Qualifications - Education and/or Experience:
To perform this job successfully, an individual must be able to perform each essential duty satisfactorily. The requirements listed below are representative of the knowledge, skill, and/or ability required.
Education & Experience
- Bachelor’s degree in nursing, Healthcare Administration, Public Health, or a related field (required).
- Master’s degree in healthcare administration, Nursing, Quality, or a related field (preferred).
- RN license (if applicable) preferred.
- Certification in Healthcare Quality (CPHQ) and/or Patient Safety (CPPS) strongly preferred.
- Five (5) or more years of progressive experience in healthcare quality, compliance, and/or patient safety.
- Two (2) or more years of experience in a leadership role within a healthcare organization.

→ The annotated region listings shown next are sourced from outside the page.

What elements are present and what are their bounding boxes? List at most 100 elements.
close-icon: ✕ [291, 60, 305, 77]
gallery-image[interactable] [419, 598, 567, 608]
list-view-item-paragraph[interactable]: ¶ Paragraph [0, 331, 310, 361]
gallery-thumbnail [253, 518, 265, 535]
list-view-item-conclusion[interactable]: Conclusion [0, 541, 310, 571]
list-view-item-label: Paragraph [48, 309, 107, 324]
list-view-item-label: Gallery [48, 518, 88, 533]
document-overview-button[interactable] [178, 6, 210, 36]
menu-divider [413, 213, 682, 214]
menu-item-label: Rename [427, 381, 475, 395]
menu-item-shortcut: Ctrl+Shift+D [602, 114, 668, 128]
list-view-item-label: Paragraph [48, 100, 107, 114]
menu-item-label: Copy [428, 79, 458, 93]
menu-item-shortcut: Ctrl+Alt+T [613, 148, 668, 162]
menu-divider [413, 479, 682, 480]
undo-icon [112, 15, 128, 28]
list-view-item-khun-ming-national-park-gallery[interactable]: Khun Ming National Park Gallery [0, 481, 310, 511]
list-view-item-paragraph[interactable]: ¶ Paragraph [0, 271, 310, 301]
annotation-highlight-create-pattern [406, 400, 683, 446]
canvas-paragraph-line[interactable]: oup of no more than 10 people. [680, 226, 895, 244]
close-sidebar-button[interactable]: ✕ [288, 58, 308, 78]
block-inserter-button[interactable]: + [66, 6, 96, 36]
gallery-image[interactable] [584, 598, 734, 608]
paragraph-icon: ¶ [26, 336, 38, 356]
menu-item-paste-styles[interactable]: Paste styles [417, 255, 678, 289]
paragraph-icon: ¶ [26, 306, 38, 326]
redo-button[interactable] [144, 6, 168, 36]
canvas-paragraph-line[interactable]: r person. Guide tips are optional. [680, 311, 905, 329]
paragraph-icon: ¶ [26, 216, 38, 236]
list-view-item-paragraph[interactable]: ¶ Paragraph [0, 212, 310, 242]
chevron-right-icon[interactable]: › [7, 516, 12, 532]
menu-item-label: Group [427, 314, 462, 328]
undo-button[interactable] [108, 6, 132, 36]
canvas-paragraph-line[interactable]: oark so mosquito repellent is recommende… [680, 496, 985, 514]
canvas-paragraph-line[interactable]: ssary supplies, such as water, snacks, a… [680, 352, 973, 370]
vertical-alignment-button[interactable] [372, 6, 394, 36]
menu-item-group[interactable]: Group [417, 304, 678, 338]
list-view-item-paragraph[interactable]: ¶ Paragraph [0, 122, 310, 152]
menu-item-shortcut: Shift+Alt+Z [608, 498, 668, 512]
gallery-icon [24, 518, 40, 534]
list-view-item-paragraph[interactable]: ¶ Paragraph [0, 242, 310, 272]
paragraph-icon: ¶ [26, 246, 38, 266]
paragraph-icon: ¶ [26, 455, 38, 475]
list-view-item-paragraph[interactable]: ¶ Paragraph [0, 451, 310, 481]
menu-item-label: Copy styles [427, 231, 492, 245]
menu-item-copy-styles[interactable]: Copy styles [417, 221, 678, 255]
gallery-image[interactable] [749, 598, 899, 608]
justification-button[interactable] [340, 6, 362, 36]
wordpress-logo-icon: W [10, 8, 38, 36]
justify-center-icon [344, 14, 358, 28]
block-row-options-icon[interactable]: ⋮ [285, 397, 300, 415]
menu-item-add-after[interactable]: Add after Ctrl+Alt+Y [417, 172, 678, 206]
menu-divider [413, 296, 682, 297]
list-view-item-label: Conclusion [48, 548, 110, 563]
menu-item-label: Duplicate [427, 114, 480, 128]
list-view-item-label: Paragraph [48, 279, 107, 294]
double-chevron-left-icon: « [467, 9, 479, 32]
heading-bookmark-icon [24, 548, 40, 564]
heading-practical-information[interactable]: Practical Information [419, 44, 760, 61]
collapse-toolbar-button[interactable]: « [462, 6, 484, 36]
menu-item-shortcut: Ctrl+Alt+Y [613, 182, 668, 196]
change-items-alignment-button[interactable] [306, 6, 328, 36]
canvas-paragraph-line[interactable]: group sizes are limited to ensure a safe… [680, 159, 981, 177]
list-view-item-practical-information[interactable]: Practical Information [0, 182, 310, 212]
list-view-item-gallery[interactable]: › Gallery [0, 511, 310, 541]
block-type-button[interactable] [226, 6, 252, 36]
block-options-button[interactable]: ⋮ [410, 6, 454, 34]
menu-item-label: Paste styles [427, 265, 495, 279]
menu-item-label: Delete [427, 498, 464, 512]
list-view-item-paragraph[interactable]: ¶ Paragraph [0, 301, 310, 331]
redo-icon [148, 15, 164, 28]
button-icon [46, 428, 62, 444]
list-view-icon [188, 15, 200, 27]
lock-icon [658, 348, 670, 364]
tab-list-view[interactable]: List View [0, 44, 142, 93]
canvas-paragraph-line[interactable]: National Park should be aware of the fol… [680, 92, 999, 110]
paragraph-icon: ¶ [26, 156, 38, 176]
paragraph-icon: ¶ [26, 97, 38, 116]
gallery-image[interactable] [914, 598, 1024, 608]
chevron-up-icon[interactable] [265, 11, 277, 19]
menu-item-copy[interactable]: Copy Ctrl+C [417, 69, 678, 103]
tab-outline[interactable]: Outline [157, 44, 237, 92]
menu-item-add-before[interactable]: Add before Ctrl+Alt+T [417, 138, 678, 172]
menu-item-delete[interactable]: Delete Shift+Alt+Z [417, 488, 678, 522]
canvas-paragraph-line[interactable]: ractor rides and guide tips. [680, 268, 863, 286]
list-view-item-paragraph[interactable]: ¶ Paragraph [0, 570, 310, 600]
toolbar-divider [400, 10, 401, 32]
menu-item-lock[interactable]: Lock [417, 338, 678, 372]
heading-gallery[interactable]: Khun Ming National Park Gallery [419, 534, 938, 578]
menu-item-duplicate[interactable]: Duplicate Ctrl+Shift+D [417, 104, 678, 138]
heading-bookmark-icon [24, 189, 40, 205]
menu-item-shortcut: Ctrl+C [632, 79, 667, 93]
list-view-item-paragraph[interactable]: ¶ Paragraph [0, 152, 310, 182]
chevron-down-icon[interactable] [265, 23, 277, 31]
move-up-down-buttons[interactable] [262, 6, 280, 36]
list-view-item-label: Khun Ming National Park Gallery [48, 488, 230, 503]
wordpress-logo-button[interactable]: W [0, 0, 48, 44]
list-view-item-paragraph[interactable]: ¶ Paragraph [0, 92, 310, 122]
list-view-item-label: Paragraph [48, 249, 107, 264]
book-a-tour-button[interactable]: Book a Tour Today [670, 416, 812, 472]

- Demonstrated experience with regulatory surveys and inspections (e.g., CMS, CIHQ, accreditation bodies), quality improvement methodologies (Lean, Six Sigma), and healthcare data analytics.
Skills
- Strong knowledge of healthcare regulatory and accreditation standards, including CMS, The Joint Commission (or other accrediting bodies), and OSHA.
- Excellent leadership, communication, and problem-solving skills, with the ability to influence across clinical and operational teams.
- Proficiency in quality and compliance management tools and systems, including QAPI programs, dashboards, auditing tools, and root cause analysis methodologies.
- Ability to analyze data, identify trends, and translate findings into actionable improvement strategies.
- Demonstrated commitment to ethical leadership, regulatory integrity, and patient-centered care.